So for the second time I’ve disabled my Facebook account. I’ve also removed myself from LinkedIn. The real reason is that I got no benefit out of these web app’s. Maybe if I had lot’s of online contacts I wanted to keep in touch with then they would be useful, but I don’t. For those that I do want to keep in touch with e-mail, IM, the blog, Flickr and Twitter all do a decent job. I also felt uncomfortable about the amount of personal information that these sites shared amongst my ‘friends’.
The recent furore around Scoble and his removal from Facebook due to running a script raises an important question I hadn’t considered. Who is responsible for my contacts? Is it me or is it Facebook? Facebook have said they stopped a script from running on Scoble’s profile as it was scraping information and they were protecting their users from having their information taken by this script. While that sounds fine in principle why do Facebook want access to my Google, Microsoft, Yahoo contacts when I first sign up? All smacks of double standards. The real reason is to stop you easily moving to another site.

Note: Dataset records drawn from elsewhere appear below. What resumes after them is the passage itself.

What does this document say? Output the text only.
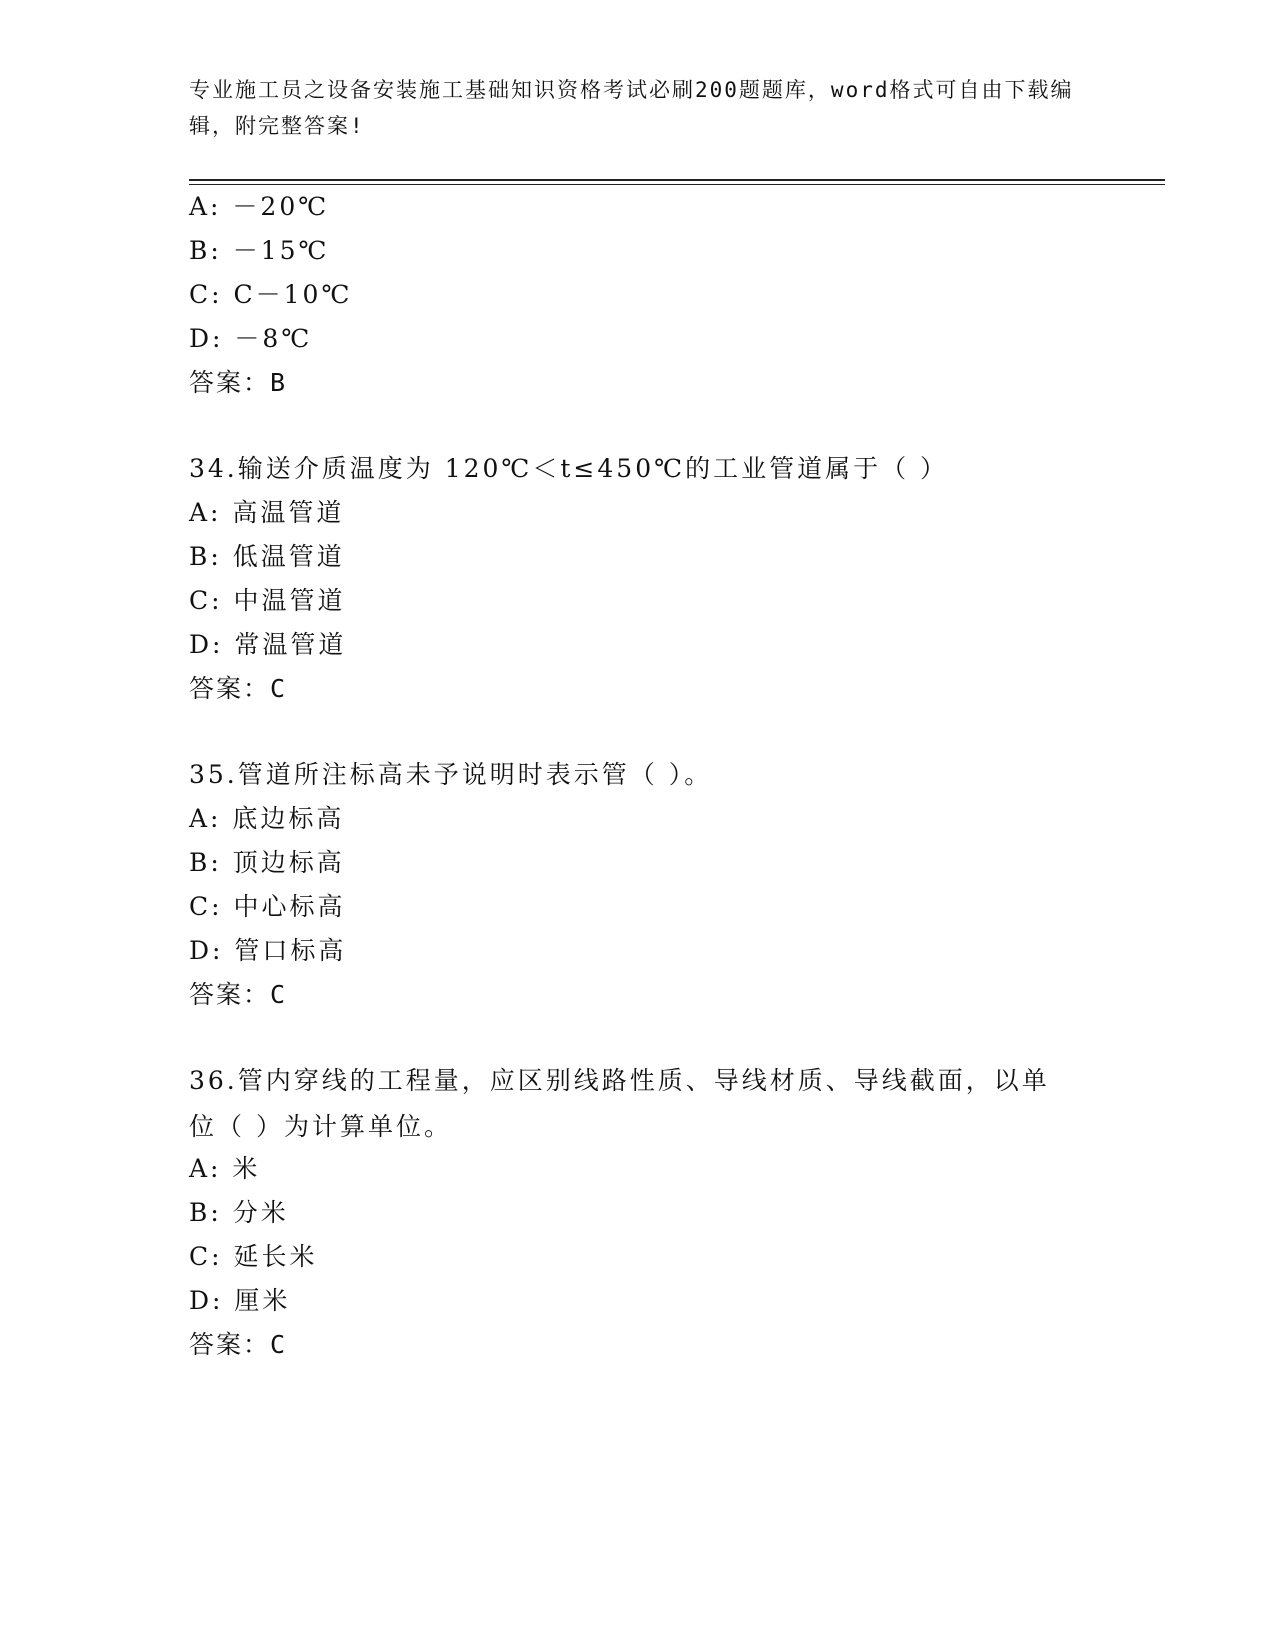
专业施工员之设备安装施工基础知识资格考试必刷200题题库，word格式可自由下载编辑，附完整答案!
A: －20℃
B: －15℃
C: C－10℃
D: －8℃
答案：B
34.输送介质温度为 120℃＜t≤450℃的工业管道属于（ ）
A: 高温管道
B: 低温管道
C: 中温管道
D: 常温管道
答案：C
35.管道所注标高未予说明时表示管（ ）。
A: 底边标高
B: 顶边标高
C: 中心标高
D: 管口标高
答案：C
36.管内穿线的工程量，应区别线路性质、导线材质、导线截面，以单位（ ）为计算单位。
A: 米
B: 分米
C: 延长米
D: 厘米
答案：C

If I worry about my information and who has it online what’s to stop real friends from sharing that information with Facebook, LinkedIn, Google – anyone. I guess nothing really. My contacts on Facebook or in real life have allowed me to store their information making me responsible for it not the application or website that I store it in. Ultimately it is you that is responsible for your information and giving it out to those people or applications that you trust. If your at all worried about it the only person that can really address it is you. It’s a pretty sobering thought, especially when so much of my personal information is easily found on the internet…and that’s mostly down to me. Annoyingly for a lot of the information it’s already too late to clean up. If I could roll back time I would have been a bit smarter in protecting my real life identity online.